Traders need to understand the distinction between stop orders and stop-limit orders. A stop-limit order features two critical components: it sets a specific “buy price” at which an investor is willing to purchase a stock and a “sell price” at which they are willing to sell. A simple example would be if an investor places a stop-limit order to sell stock at $67, they are in charge of their trade. This strategy allows them to better manage the squeeze of sharp price increases.

When times are volatile, margin maintenance requirements become more stringent. Right now, some stocks have initial and maintenance thresholds of 70%. This is largely a consequence of the dramatic price fluctuations that are the hallmark of a hot market. The extreme shifts in intra-day trading, up to 8 percent, triggered this recalibration. Consequently, brokers have recently begun placing greater margins on some contentious volatility. Reg. T imposes a minimum investment of $2,000 or 50% of transaction value for eligible securities purchased on margin. This rule applies to short sales, with the minimum being 50% of the gross proceeds.

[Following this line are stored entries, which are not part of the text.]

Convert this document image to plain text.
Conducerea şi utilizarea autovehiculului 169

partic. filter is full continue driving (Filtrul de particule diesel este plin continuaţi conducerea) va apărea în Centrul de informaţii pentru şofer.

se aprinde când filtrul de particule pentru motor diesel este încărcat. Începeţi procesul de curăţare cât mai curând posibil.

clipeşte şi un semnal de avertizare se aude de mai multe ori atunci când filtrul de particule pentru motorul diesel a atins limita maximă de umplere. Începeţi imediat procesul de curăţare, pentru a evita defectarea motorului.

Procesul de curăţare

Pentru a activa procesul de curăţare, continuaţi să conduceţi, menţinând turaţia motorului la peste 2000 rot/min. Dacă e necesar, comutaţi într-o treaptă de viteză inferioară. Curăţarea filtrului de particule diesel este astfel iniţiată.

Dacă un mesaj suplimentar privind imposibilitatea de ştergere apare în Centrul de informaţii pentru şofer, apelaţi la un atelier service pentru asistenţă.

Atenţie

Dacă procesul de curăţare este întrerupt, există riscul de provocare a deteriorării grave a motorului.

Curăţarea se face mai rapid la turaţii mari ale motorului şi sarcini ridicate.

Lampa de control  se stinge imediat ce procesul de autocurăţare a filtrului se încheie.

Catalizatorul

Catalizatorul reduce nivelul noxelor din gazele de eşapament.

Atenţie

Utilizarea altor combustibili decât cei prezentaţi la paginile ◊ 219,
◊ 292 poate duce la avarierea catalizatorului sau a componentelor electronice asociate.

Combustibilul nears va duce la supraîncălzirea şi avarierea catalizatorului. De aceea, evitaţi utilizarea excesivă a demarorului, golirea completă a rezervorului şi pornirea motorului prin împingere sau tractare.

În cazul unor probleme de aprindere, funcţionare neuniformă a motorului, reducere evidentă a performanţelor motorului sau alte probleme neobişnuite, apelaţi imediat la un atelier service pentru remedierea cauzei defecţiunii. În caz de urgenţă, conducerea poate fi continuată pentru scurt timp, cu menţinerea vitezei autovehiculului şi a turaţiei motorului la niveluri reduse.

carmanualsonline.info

Practitioners must be cautious when moving in this rapidly evolving space. The effect of having more than 500 companies serving as NASDAQ Market Makers can further muddy trading waters. If investors become unsure about the risks of blistering markets, they can be gun-shy on particular trades. To get further detailed assistance, they should reach out to a phone agent using 1-800-TRADERS for further step by step assistance.

A lightning paced market does not leave room for traders to react later to shifting market pressures. Having the tools to respond at the first whiff of an outsize, unexpected, unargued-for price move can mean the difference between protecting investment and maximizing opportunity. For that reason alone, investors need to arm themselves with the right information and tools to best navigate these tremendously complex and quickly changing environments.